Determination meets dance in this New York Times bestselling memoir by the history-making ballerina Misty Copeland, recounting the story of her journey to become the first African-American principal ballerina at the prestigious American Ballet Theatre. When she first placed her hands on the barre at an after-school community center, no one expected the undersized, underprivileged, and anxious thirteen-year-old to become one of America’s most groundbreaking dancers . A true prodigy, she was attempting in months roles that take most dancers years to master. But when Misty became caught between the control and comfort she found in the world of ballet and the harsh realities of her own life, she had to choose to embrace both her identity and her dreams, and find the courage to be one of a kind.
With an insider’s passion, Misty opens a window into the life of an artist who lives life center stage, from behind the scenes at her first classes to her triumphant roles in some of the world’s most iconic ballets.
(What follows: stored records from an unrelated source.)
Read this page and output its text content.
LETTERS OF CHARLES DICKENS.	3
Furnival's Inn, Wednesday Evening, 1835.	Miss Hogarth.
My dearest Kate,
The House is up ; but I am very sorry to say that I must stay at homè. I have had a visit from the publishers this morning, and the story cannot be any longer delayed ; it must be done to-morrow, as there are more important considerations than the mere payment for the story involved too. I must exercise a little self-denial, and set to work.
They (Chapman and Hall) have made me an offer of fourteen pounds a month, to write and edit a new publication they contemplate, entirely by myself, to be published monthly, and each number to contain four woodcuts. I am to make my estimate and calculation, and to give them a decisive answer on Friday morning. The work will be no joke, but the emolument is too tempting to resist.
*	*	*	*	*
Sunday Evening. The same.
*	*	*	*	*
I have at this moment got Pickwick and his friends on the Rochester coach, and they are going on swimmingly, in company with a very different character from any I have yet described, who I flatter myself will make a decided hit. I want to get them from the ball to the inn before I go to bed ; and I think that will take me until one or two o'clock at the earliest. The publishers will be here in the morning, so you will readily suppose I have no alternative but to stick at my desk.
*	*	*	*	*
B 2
A sensational memoir as “sensitive” and “clear-eyed” (The Washington Post) as her dancing, Life in Motion is a story of passion, identity and grace for anyone who has dared to dream of a different life.
The first African-American soloist in the American Ballet Theatre (ABT) of New York City, Copeland was a latecomer to the art and took her first class at age 13.Told in graceful prose, the memoir recounts her quick but singular rise her struggles with compulsive overeating, racism, injuries, and self-doubt, as well as high points like discovering acceptance in the melting pot of New York, reconnecting with her father, founding her own dance-wear company, and performing with Prince. Copeland offers a strikingly generous view of her family and those closest to her who caused pain and confusion, at one point leaving her in destitution at a hotel with five siblings while only in her teens. Now age 31, Copeland demonstrates a remarkable ability to focus on the positive. Although she expresses a responsibility to break through color barriers for aspiring black dancers, her achievements will encourage all those attempting to beat the odds in competitive fields. Similar to Dancing Through It, New York City Ballet principal Jenifer Ringer's account of surviving and, ultimately, thriving in a janus-faced profession, Copeland's story will help young dancers to hold fast to their dreams, remain true to themselves, and avoid the pitfalls of perfectionism.